Caputo and coworkers noted that when torticollis is the consequence of disturbed function of the extraocular muscles it disappears when the infant is placed into the supine position or when one eye is occluded (561).

Considerable debate surrounds the treatment of congenital torticollis. However, the majority of clinicians opts for early physical therapy measures such as stretching and massage rather than surgical sectioning of the sternocleidomastoid muscle, removal of the tumor, or a combination of the two procedures (562). With physical therapy, the torticollis resolves in 70% of children by 12 months of age regardless of its severity or the presence or absence of focal fibrosis (563).

Acquired torticollis most commonly is associated with an infratentorial tumor. It also can be seen with colloid cysts of the third ventricle, syringomyelia, and spinal cord tumors. On rare occasions, it develops in the course of a progressive muscular disease.

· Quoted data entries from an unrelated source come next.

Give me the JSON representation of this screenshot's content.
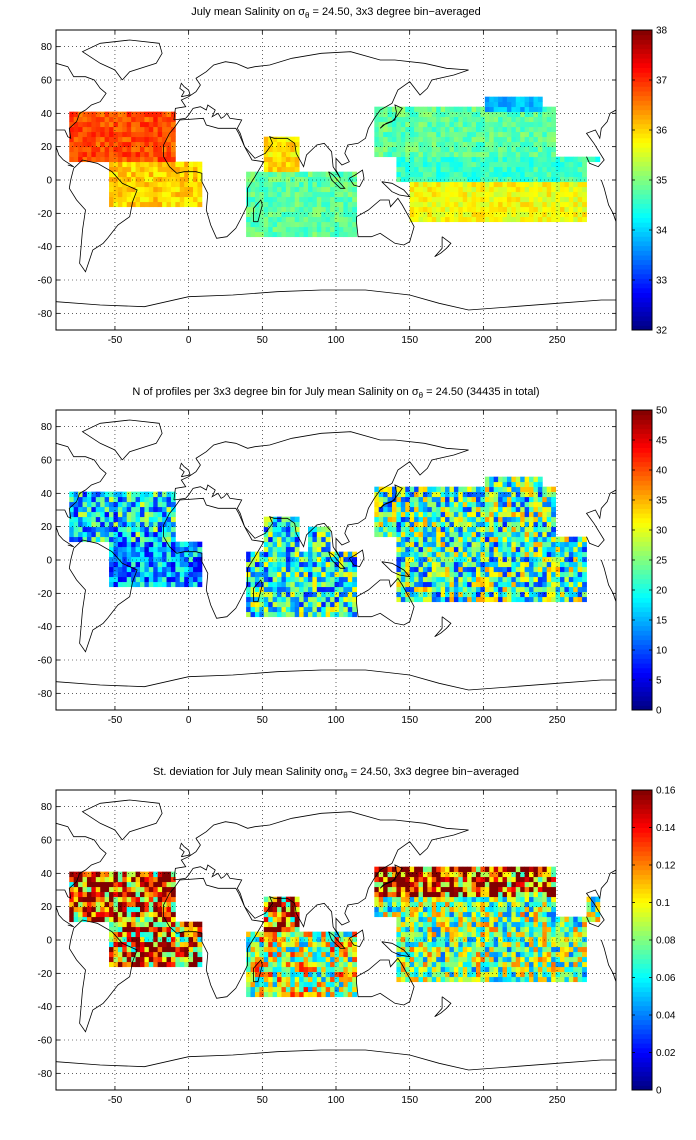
{
  "panels": [
    {
      "title_prefix": "July mean Salinity on ",
      "title_symbol": "σ",
      "title_subscript": "θ",
      "title_suffix": " = 24.50, 3x3 degree bin−averaged",
      "colorbar": {
        "min": 32,
        "max": 38,
        "ticks": [
          "32",
          "33",
          "34",
          "35",
          "36",
          "37",
          "38"
        ]
      }
    },
    {
      "title_prefix": "N of profiles per 3x3 degree bin for July mean Salinity on ",
      "title_symbol": "σ",
      "title_subscript": "θ",
      "title_suffix": " = 24.50 (34435 in total)",
      "colorbar": {
        "min": 0,
        "max": 50,
        "ticks": [
          "0",
          "5",
          "10",
          "15",
          "20",
          "25",
          "30",
          "35",
          "40",
          "45",
          "50"
        ]
      }
    },
    {
      "title_prefix": "St. deviation for July mean Salinity on",
      "title_symbol": "σ",
      "title_subscript": "θ",
      "title_suffix": " = 24.50, 3x3 degree bin−averaged",
      "colorbar": {
        "min": 0,
        "max": 0.16,
        "ticks": [
          "0",
          "0.02",
          "0.04",
          "0.06",
          "0.08",
          "0.1",
          "0.12",
          "0.14",
          "0.16"
        ]
      }
    }
  ],
  "axes": {
    "xlim": [
      -90,
      290
    ],
    "ylim": [
      -90,
      90
    ],
    "xticks": [
      "-50",
      "0",
      "50",
      "100",
      "150",
      "200",
      "250"
    ],
    "yticks": [
      "-80",
      "-60",
      "-40",
      "-20",
      "0",
      "20",
      "40",
      "60",
      "80"
    ],
    "grid": "dotted"
  },
  "colormap": "jet",
  "chart_data": [
    {
      "type": "heatmap",
      "title": "July mean Salinity on σθ = 24.50, 3x3 degree bin−averaged",
      "xlim": [
        -90,
        290
      ],
      "ylim": [
        -90,
        90
      ],
      "clim": [
        32,
        38
      ],
      "regions": [
        {
          "lon": [
            -80,
            -10
          ],
          "lat": [
            10,
            40
          ],
          "value": 36.8
        },
        {
          "lon": [
            -55,
            10
          ],
          "lat": [
            -15,
            10
          ],
          "value": 36.0
        },
        {
          "lon": [
            50,
            75
          ],
          "lat": [
            5,
            25
          ],
          "value": 35.9
        },
        {
          "lon": [
            40,
            115
          ],
          "lat": [
            -35,
            5
          ],
          "value": 34.8
        },
        {
          "lon": [
            125,
            250
          ],
          "lat": [
            15,
            45
          ],
          "value": 34.8
        },
        {
          "lon": [
            150,
            270
          ],
          "lat": [
            -25,
            0
          ],
          "value": 35.7
        },
        {
          "lon": [
            130,
            280
          ],
          "lat": [
            0,
            15
          ],
          "value": 34.6
        },
        {
          "lon": [
            200,
            240
          ],
          "lat": [
            40,
            50
          ],
          "value": 33.8
        }
      ]
    },
    {
      "type": "heatmap",
      "title": "N of profiles per 3x3 degree bin for July mean Salinity on σθ = 24.50 (34435 in total)",
      "xlim": [
        -90,
        290
      ],
      "ylim": [
        -90,
        90
      ],
      "clim": [
        0,
        50
      ],
      "total": 34435,
      "regions": [
        {
          "lon": [
            -80,
            -10
          ],
          "lat": [
            10,
            45
          ],
          "value": 18
        },
        {
          "lon": [
            -55,
            10
          ],
          "lat": [
            -15,
            10
          ],
          "value": 14
        },
        {
          "lon": [
            40,
            115
          ],
          "lat": [
            -35,
            25
          ],
          "value": 20
        },
        {
          "lon": [
            125,
            180
          ],
          "lat": [
            20,
            45
          ],
          "value": 40
        },
        {
          "lon": [
            125,
            270
          ],
          "lat": [
            -25,
            50
          ],
          "value": 22
        }
      ]
    },
    {
      "type": "heatmap",
      "title": "St. deviation for July mean Salinity onσθ = 24.50, 3x3 degree bin−averaged",
      "xlim": [
        -90,
        290
      ],
      "ylim": [
        -90,
        90
      ],
      "clim": [
        0,
        0.16
      ],
      "regions": [
        {
          "lon": [
            -80,
            -10
          ],
          "lat": [
            10,
            45
          ],
          "value": 0.13
        },
        {
          "lon": [
            -55,
            10
          ],
          "lat": [
            -15,
            10
          ],
          "value": 0.12
        },
        {
          "lon": [
            50,
            80
          ],
          "lat": [
            5,
            25
          ],
          "value": 0.13
        },
        {
          "lon": [
            40,
            115
          ],
          "lat": [
            -35,
            5
          ],
          "value": 0.09
        },
        {
          "lon": [
            125,
            250
          ],
          "lat": [
            25,
            45
          ],
          "value": 0.15
        },
        {
          "lon": [
            150,
            270
          ],
          "lat": [
            -15,
            5
          ],
          "value": 0.14
        },
        {
          "lon": [
            125,
            280
          ],
          "lat": [
            -25,
            25
          ],
          "value": 0.08
        }
      ]
    }
  ]
}
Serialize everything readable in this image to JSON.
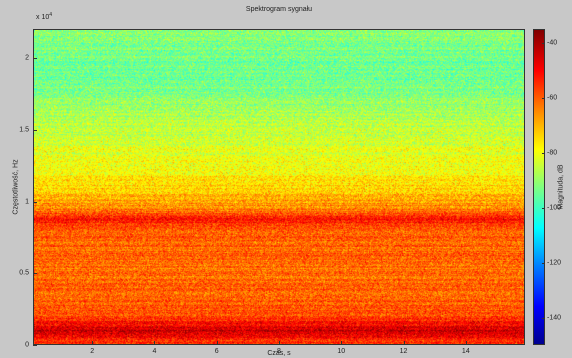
{
  "chart_data": {
    "type": "heatmap",
    "title": "Spektrogram sygnału",
    "xlabel": "Czas, s",
    "ylabel": "Częstotliwość, Hz",
    "y_exponent_base": "x 10",
    "y_exponent_power": "4",
    "xlim": [
      0.1,
      15.9
    ],
    "ylim": [
      0,
      22050
    ],
    "x_ticks": [
      "2",
      "4",
      "6",
      "8",
      "10",
      "12",
      "14"
    ],
    "x_tick_values": [
      2,
      4,
      6,
      8,
      10,
      12,
      14
    ],
    "y_ticks": [
      "0",
      "0.5",
      "1",
      "1.5",
      "2"
    ],
    "y_tick_values": [
      0,
      5000,
      10000,
      15000,
      20000
    ],
    "colorbar": {
      "label": "Magnituda, dB",
      "range": [
        -150,
        -35
      ],
      "ticks": [
        "-40",
        "-60",
        "-80",
        "-100",
        "-120",
        "-140"
      ],
      "tick_values": [
        -40,
        -60,
        -80,
        -100,
        -120,
        -140
      ],
      "colormap": "jet"
    },
    "magnitude_profile_db": [
      {
        "freq_hz": 0,
        "db": -55
      },
      {
        "freq_hz": 900,
        "db": -44
      },
      {
        "freq_hz": 2000,
        "db": -58
      },
      {
        "freq_hz": 5000,
        "db": -62
      },
      {
        "freq_hz": 8000,
        "db": -60
      },
      {
        "freq_hz": 8700,
        "db": -50
      },
      {
        "freq_hz": 9500,
        "db": -65
      },
      {
        "freq_hz": 12000,
        "db": -78
      },
      {
        "freq_hz": 15000,
        "db": -85
      },
      {
        "freq_hz": 19000,
        "db": -95
      },
      {
        "freq_hz": 22050,
        "db": -92
      }
    ]
  }
}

The association of torticollis with hiatus hernia and gastroesophageal reflux (Sandifer syndrome) was first reported by Kinsbourne (564). Torticollis can be present at birth; generally, no shortening of the sternocleidomastoid muscle occurs.

Spasmodic torticollis, occurring in isolation or progressing to a focal, segmental, or generalized dystonia, is rare during childhood. This condition is discussed to a greater extent in Chapter 3.

Paroxysmal torticollis is characterized by recurrent episodes of head tilting starting in infancy. These episodes are sometimes accompanied by vomiting and ataxia. The EEG and caloric tests during an attack are usually normal. Generally, symptoms subside within a few hours or days. Attacks occur at monthly intervals, and the condition remits spontaneously within a few years or is replaced by vertigo or migraine (565,566). A family history of similar attacks is not uncommon, and in some families there is a linkage to a calcium-channel gene (CACNA1A) (566).